The Projected Picture Trust

The Projected Picture Trust

The early days of the Trust were taken up collecting all aspects of the technical side of film projection and production. Storage became a major concern. We moved here there and everywhere with all this very heavy equipment until we found a home at Bletchley Park.

Sadly in 2015 we moved out of Bletchley Park. However we do have a Storage facility in Halifax, so no equipment or Exhibits are being lost.

the first movie projector was the Zoopraxiscope, invented by British photographer Eadweard Muybridge in 1879. The zoopraxiscope projected images from rotating glass disks in rapid succession to give the impression of motion. The stop-motion images were initially painted onto the glass, as silhouettes. A second series of discs, made in 1892–94, used outline drawings printed onto the discs photographically, then colored by hand.[1]

 Film Movie projector

A more sophisticated movie projector was invented by Frenchman Louis Le Prince while working in Leeds. In 1888 Le Prince took out a patent for a 16-lens device that combined a motion picture camera with a projector. In 1888, he used an updated version of his camera to film the first ever motion picture, the Roundhay Garden Scene. The pictures were privately exhibited in Hunslet.

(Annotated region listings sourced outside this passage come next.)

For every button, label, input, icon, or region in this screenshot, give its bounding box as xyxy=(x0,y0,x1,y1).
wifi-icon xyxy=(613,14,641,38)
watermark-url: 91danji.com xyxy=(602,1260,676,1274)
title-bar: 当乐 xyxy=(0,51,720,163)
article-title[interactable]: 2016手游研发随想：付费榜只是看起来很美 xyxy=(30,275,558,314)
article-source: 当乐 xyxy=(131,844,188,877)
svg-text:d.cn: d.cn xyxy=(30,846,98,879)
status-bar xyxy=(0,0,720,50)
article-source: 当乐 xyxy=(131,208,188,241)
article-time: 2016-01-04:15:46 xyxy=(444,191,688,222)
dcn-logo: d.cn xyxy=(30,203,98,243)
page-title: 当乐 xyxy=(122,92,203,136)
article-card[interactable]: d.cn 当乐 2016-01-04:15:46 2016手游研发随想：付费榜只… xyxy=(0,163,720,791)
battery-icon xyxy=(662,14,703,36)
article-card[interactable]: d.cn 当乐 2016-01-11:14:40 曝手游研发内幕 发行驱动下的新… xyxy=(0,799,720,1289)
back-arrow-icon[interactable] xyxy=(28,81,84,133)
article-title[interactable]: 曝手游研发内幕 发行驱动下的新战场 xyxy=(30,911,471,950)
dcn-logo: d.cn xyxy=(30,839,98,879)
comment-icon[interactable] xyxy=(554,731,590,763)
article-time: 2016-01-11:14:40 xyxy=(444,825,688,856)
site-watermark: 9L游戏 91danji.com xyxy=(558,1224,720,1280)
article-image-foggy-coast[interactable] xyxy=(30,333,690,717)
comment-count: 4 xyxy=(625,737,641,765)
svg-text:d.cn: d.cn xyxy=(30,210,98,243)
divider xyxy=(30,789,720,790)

The Lumière brothers invented the first successful movie projector. They made their first film, Sortie de l’usine Lumière de Lyon, in 1894, which was publicly screened at L’Eden, La Ciotat a year later. The first commercial, public screening of cinematographic films happened in Paris on 28 December 1895.[2] The cinematograph was also exhibited at the Paris Exhibition of 1900. At the Exhibition, films made by the Lumière Brothers were projected onto a large screen measuring 16 by 21 meters (approximately 52.5 x 69 feet).[3]

Decline of film projectors
In 1999,[4] digital cinema projectors were being tried out in some movie theatres. These early projectors played the movie stored on a server and played back through the projector. Due to their relatively low resolution (usually only 2K), the images at the time showed pixelization blocks in some scenes, much like images on early widescreen televisions. By 2006, the advent of much higher 4K resolution digital projection had removed any traces of pixelization. The systems became more compact than the larger machines of four years earlier. By 2009, movie theatres started replacing the film projectors with digital projectors. In 2013, it was estimated that 92% of movie theatres in the United States had converted to digital, with 8% still playing film. In 2015, numerous popular filmmakers—including Quentin Tarantino and Christopher Nolan—lobbied large studios to commit to purchase a minimum amount of 35 mm film from Kodak. The decision ensured that Kodak’s 35mm film production would continue for several years.[5]

Nowadays film projectors are considered obsolete as high-resolution digital projectors offer many advantages over traditional film units. For example, digital projectors contain no moving parts except fans, can be operated remotely, and are relatively compact. They also allow for much easier, less expensive, and more reliable storage and distribution of content, including the ability to display live broadcasts.